INtime RTOS / INtime for Windows
- Developer: TenAsys Corporation
- OS family: Real-time operating systems
- Working state: Current
- Source model: Closed Source
- Initial release: 1997
- Latest release: 6.3 / July 2017
- Marketing target: Embedded systems
- Available in: English, Japanese
- Platforms: 80386 or higher
- Official website: www.tenasys.com/intime

= INtime =

Real-time operating system

The INtime Real Time Operating System (RTOS) family is based on a 32-bit RTOS conceived to run time-critical operations cycle-times as low as 50μs. INtime RTOS runs on single-core, hyper-threaded, and multi-core x86 PC platforms from Intel and AMD. It supports two binary compatible usage configurations; INtime for Windows, where the INtime RTOS runs alongside Microsoft Windows®, and INtime Distributed RTOS, where INtime runs one.

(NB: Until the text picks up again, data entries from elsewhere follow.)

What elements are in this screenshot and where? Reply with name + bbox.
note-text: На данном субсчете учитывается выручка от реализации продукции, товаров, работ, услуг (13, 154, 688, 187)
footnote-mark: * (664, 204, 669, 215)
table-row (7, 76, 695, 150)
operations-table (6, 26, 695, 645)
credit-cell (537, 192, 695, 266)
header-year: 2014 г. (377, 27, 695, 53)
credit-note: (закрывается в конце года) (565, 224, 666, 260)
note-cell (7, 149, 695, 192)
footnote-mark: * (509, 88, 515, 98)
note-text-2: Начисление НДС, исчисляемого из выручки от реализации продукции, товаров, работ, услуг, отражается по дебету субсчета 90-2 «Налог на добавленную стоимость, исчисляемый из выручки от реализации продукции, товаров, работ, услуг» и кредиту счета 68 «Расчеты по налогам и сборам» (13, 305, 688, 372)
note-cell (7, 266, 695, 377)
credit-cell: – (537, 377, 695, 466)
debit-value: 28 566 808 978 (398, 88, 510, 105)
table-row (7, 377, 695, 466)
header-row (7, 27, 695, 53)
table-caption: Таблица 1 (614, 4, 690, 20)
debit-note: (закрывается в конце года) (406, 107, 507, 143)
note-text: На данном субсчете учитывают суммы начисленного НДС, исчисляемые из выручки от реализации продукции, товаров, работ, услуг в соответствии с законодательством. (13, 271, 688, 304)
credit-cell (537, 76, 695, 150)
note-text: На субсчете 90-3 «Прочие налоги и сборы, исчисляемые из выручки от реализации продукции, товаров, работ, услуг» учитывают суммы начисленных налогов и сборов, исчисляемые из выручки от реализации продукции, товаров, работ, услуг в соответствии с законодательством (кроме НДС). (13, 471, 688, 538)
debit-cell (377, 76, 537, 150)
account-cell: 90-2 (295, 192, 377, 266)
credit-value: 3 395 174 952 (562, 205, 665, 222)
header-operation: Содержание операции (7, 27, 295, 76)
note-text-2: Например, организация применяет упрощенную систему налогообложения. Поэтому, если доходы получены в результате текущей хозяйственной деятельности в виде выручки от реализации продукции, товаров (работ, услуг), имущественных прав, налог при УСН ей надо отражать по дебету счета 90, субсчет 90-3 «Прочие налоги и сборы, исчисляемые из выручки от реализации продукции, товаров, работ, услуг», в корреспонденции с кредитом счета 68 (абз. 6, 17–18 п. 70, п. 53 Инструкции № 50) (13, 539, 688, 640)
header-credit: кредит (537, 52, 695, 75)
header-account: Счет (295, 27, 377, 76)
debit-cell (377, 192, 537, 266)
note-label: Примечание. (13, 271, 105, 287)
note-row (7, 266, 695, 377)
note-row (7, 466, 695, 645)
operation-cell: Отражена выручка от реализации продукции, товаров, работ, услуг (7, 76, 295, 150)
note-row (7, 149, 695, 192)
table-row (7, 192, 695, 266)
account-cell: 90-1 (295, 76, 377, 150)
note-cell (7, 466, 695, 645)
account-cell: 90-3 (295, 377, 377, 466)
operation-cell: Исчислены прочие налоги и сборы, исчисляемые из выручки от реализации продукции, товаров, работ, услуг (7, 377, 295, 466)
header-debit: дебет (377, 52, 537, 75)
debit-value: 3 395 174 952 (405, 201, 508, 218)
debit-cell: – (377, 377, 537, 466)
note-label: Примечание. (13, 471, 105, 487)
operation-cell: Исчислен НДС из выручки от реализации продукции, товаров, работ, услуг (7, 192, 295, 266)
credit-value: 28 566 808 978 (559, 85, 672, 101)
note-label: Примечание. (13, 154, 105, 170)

Like its iRMX predecessors, INtime is a real-time operating system, and like DOSRMX and iRMX for Windows, it runs concurrently with a general-purpose operating system on a single hardware platform.

==History==

===Initial Release===

INtime 1.0 was originally introduced in 1997 in conjunction with the Windows NT operating system. Since then it has been upgraded to include support for all subsequent protected-mode Microsoft Windows platforms, Windows XP to Windows 10.

INtime can also be used as a stand-alone RTOS. INtime binaries are able to run unchanged when running on a stand-alone node of the INtime RTOS. Unlike Windows, INtime can run on an Intel 80386 or equivalent processor. Current versions of the Windows operating system generally require at least a Pentium level processor in order to boot and execute.

===Version 2.2===

After spinning off from Radisys in 2000 development work on INtime continued at TenAsys Corporation. In 2003 TenAsys released version 2.2 of INtime.

Notable features of version 2.2 include:
- Real-time Shared Libraries, or RSLs, which are the functional equivalent of the Windows Dynamically Loaded Libraries, or DLLs.
- Support for the development of USB clients, and USB host control drivers for OHCI, UHCI and EHCI (USB 2.0) devices.
- A new timing acquisition and display application called ""INscope"" is released.